Après la claque de son premier "My absolut darling", que j'avais lu comme on regarde un accident sur la voie opposé de l'autoroute (mélange de fascination et de répulsion), j'attendais avec impatience le 2nd roman de Tallent. Il aura fallu patienter 8 ans pour le tenir entre mes mains.
J'ai vécu des émotions fortes quoi que très différentes du premier bouquin. Encore une fois, l'histoire prend place sur la côté Ouest des Etats-Unis. Mais exit les forêts de sequoia. Ici, l'horizon se sont des roches ocre qui se dresse comme une invitation ou un défi. Auxquels vont répondre Dan et Tamma. Deux lycéens qui passent leur dernière années de lycée à tenter de gravir une paroi, obnubilé par le rêve de devenir grimpeur. Lui, discret et à la vie intellectuel riche ; elle exubérante avec des émotions explosives. Deux personnalités que tout ou presque oppose sauf cette sensation d'être désalignés du reste du monde dont ils proviennent. Cette différence suffit à créer un trait d'union indestructible. Une ligne de vie , une corde qui leur permet de s'assurer l'un l'autre dans cette terrible ascension qu'est le passage de l'adolescence à la vie de presque adulte.
Car encore une fois, comme Turtle dans son premier roman, ce qui fait la puissance de ce récit, c'est la force de ses deux personnages, de leur famille, du destin qui leur est tracé et dont ils vont tout faire pour s'arracher. Il est question de résilience, d'espoir, de défis à surmonter. La métaphore de l'escalade aurait pu être lourdingue mais on sent que Tallent est un vrai passionné et cela ne sonne pas faux mais vient appuyer avec précision son propos.
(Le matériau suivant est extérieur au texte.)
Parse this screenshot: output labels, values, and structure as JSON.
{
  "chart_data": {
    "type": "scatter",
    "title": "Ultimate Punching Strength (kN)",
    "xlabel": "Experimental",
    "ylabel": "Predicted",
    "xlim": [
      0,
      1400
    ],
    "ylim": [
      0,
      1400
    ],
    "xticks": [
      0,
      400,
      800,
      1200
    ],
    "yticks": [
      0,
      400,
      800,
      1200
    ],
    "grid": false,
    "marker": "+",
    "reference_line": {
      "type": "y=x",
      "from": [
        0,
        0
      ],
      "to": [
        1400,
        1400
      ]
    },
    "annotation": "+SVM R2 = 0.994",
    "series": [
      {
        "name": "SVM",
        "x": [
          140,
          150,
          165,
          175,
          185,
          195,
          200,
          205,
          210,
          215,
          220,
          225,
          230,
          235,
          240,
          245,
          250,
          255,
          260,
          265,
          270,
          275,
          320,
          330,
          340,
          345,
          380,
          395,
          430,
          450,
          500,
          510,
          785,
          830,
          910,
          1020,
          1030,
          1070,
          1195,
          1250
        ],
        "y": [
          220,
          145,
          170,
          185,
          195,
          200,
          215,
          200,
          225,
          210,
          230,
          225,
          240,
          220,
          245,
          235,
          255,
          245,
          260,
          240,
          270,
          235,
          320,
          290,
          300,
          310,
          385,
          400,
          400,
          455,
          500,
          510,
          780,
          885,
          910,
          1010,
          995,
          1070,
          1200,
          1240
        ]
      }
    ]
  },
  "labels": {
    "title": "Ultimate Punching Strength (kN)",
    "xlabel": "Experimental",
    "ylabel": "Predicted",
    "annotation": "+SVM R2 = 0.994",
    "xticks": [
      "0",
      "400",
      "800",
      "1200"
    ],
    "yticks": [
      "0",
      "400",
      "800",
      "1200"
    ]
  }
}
Le seul moment un peu maladroit que j'ai ressenti est un moment de dialogue avec des didascalie entre crochet qui tombait un peu à plat. Comme si il avait voulu nous montrer qu'il est capable de faire ce genre d'excentricité. Qund David Foster Wallace le fait sur tout un roman, c'est assez génial. Quand on le fait sur 3 pages, ça fait un epu m'as tu vu. Après, Tallent n'est pas un guignol et donc ça marche quand même, mais j'ai trouvé que ça n'apportait pas grand chose (voir même ça m'a un peu sorti du livre). Mais ça passe vite, et on se retrouve embarqué dans des descriptions de paysages, d'action et de personnage qui s'entremêle avec talent. Les dialogues sont écrit avec justesse (mention spéciale à la traduction pour retranscrire de l'argot escalade ou de jeune sans que ça fasse trop technique, forcé ou ringard)
Au final, je parviens à la lecture de ce 2e roman de mieux comprendre ce qui m'avait tant plus dans son premier: sa capacité à retranscrire une vie adolescente d'un point de vue adulte sans tomber dans l'adultisme ou la facilité d'une vision trop enfantine. Un subtil équilibre qui demande de se lancer, prendre des risques, parfois tomber, parfois lourdement, pour mieux se relever. On peut se faire mal, mais quand ça fonctionne, quel pied!
Et là, force est de constater que ça fonctionne très bien.
A lire à l'ombre d'un arbre de Josué, en espérant déjouer les projets familiaux!